B.C. serial killer Robert William Pickton was released briefly from a Quebec prison May 1 for ‘medical purposes,’ Correctional Service Canada (CSC) has told victims’ families by letter.
The killer was out of the Port-Cartier maximum-security prison, to which he was transferred from B.C.’s Kent Institution in Agassiz last June, for about four hours.
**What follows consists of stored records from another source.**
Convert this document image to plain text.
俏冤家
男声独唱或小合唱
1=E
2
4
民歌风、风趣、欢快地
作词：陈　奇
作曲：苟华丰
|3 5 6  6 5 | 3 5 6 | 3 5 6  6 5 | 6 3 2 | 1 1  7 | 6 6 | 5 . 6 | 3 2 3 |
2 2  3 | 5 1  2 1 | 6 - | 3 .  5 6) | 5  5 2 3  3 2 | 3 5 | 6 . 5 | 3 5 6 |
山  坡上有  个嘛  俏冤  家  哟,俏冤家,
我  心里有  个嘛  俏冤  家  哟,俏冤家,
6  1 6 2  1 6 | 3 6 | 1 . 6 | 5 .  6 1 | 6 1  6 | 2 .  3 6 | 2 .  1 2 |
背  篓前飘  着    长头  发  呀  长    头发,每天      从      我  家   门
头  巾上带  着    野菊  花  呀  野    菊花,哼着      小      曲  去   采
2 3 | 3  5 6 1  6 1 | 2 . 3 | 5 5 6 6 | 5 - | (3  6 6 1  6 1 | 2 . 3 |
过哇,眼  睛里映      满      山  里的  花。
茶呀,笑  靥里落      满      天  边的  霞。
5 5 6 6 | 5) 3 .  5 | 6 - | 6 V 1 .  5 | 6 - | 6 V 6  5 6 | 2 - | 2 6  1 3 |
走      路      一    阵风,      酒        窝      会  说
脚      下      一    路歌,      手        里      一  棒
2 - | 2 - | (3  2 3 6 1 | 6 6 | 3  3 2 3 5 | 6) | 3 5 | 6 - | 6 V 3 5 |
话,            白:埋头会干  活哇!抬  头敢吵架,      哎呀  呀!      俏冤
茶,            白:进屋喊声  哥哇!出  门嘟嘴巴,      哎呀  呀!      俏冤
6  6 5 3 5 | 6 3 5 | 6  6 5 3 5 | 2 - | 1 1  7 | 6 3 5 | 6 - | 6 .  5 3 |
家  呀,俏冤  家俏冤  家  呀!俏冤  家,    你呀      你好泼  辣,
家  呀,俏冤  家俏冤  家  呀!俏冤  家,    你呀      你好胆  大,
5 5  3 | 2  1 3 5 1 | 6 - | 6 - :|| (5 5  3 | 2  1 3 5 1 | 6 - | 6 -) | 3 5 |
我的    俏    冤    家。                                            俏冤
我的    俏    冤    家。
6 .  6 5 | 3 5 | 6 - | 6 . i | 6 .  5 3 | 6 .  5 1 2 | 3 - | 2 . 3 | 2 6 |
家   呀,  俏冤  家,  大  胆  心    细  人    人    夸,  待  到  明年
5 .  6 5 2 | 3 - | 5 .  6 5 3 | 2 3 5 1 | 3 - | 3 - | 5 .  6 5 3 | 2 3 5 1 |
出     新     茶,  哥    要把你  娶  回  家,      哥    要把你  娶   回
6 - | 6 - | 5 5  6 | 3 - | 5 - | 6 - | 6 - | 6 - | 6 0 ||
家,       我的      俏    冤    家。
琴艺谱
“This inmate was permitted to leave the institution as early as 1:45 p.m. on May 1, 2019,” said the letter from victims services officer Ryan Quance. “While the inmates return to the institution may have been earlier, they had to return by 5:30 p.m. on the same day. While this inmate was absent from the institution, they were escorted by a CSC staff member. They were in the area of Sept-Isles, Quebec, and were not in your vicinity while traveling to that location.”
The letter is dated May 2.
Pickton was charged with 26 murders connected to the disappearances of dozens of women from Vancouver’s Downtown Eastside. He was convicted in December 2007 in the killings of Marnie Frey, Wilson, Georgina Papin, Andrea Joesbury, Sereena Abotsway and Brenda Wolfe. The remaining 20 charges were stayed.
Frey’s stepmother Lynn said she understands the prison service doesn’t want people knowing where Pickton is in advance but said she’d like advance warning of a temporary release.
“They wait until he’s back and safe,” she said. “He has a right to have medical attention. I don’t want him to bleed to death.”
Frey said she’s had to move on from having bitterness around the man who killed her stepdaughter.
“We’ve gone through enough shit,” she said. “The more you dwell on it, the more you suffer.”
Evidence against Pickton included body parts, multiple bones found in pigsties and multiple DNA samples found throughout his property.
The farm became the biggest murder scene in Canadian history and Pickton Canada’s most prolific serial killer.